Tüm bunlar olurken Mordret’i hiç unutmamıştı. Doğrusu, ne kadar güçlü ve korkunç olurlarsa olsunlar, sürgün edilmiş Valor Prensi’nden, ölümsüz Azizler’den daha çok çekiniyordu.
Büyük bir klanın tüm gücü, Hiçlik Prensi’ni zapt etmekte başarısız olmuştu. Peki Sunny’nin ne umudu vardı?
Elbette Mordret’in bu Kâbus’ta onların düşmanı olacağından emin değildi. Ne de olsa bu cehennem sınavı sırasında müttefiklerdi… en azından teoride.
Ama bu olasılığı da göz ardı edemezdi. Usta Jet’in Tohum’a girmeden önce Sunny’ye verdiği tavsiye aklından çıkmamıştı. Geçmişte paylaştığı zor kazanılmış bilgeliklerin çoğu hayatta kalmasına yardımcı olmuştu, bu yüzden onun sözlerini hatırladığından emin oldu.
Bu nedenle Sunny ve Kai çok basit bir plan üzerinde anlaştılar.

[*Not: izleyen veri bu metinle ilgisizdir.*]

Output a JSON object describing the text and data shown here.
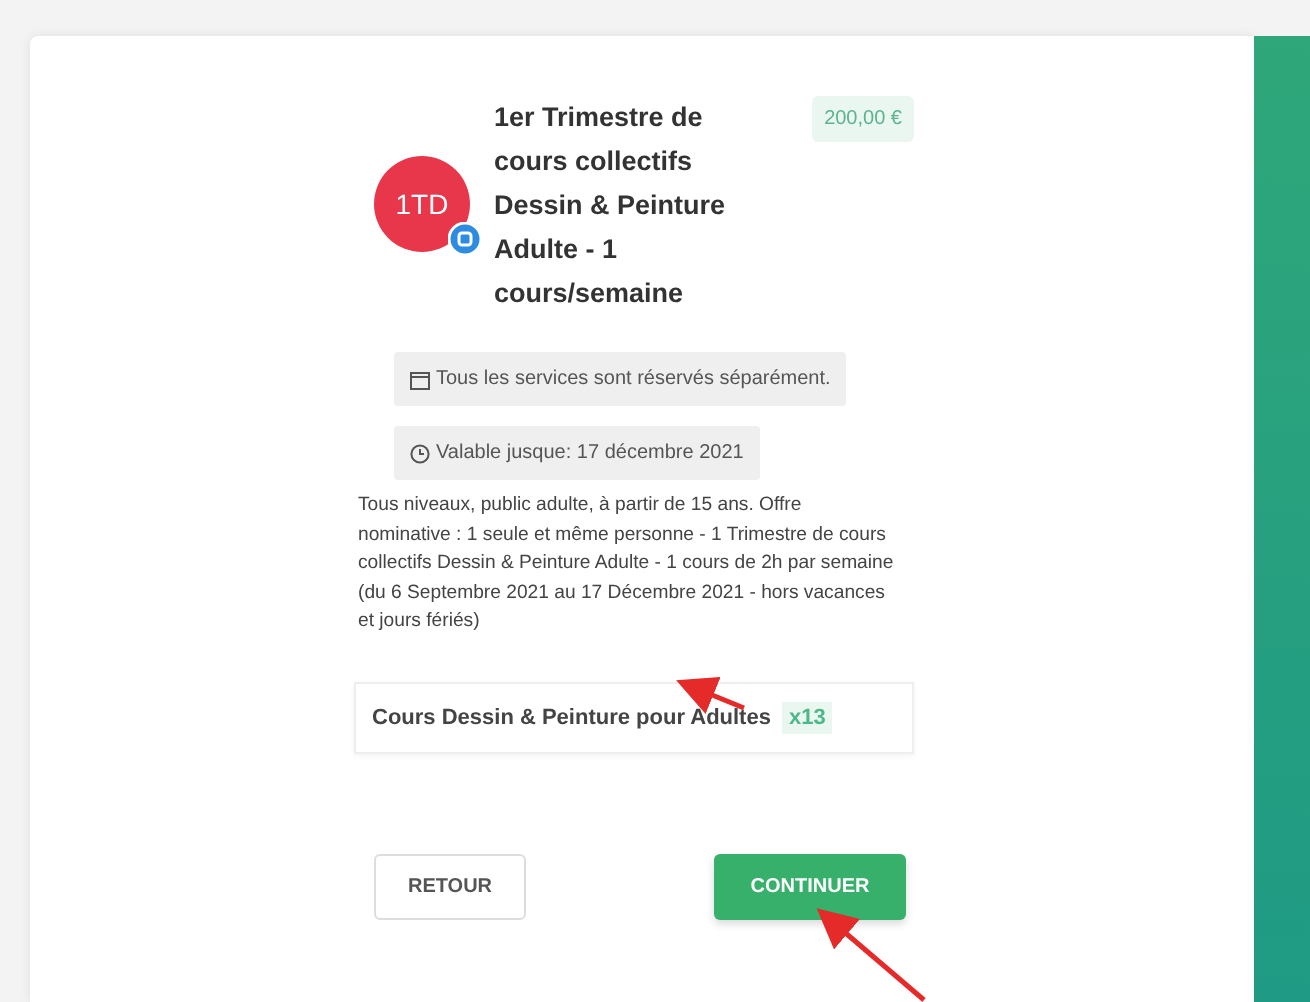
{
  "offer": {
    "avatar": "1TD",
    "title": "1er Trimestre de cours collectifs Dessin & Peinture Adulte - 1 cours/semaine",
    "price": "200,00 €",
    "notes": [
      {
        "kind": "calendar",
        "text": "Tous les services sont réservés séparément."
      },
      {
        "kind": "clock",
        "text": "Valable jusque: 17 décembre 2021"
      }
    ],
    "description": "Tous niveaux, public adulte, à partir de 15 ans. Offre nominative : 1 seule et même personne - 1 Trimestre de cours collectifs Dessin & Peinture Adulte - 1 cours de 2h par semaine (du 6 Septembre 2021 au 17 Décembre 2021 - hors vacances et jours fériés)",
    "service": {
      "name": "Cours Dessin & Peinture pour Adultes",
      "count": "x13"
    }
  },
  "buttons": [
    {
      "kind": "secondary",
      "label": "RETOUR"
    },
    {
      "kind": "primary",
      "label": "CONTINUER"
    }
  ]
}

Biri Obsidyen Bıçağı, diğeri de Cam Bıçağı alacaktı. Ölümsüzlerden hangisinin düştüğüne bağlı olarak, biri işi bitirecek, diğeri ise ihtiyaç duyulması halinde Hiçlik Prensi’nin müdahale etmesini engelleyecekti.
Ne demişler, tüm yumurtaları tek bir sepete koymak akıllıca değildi…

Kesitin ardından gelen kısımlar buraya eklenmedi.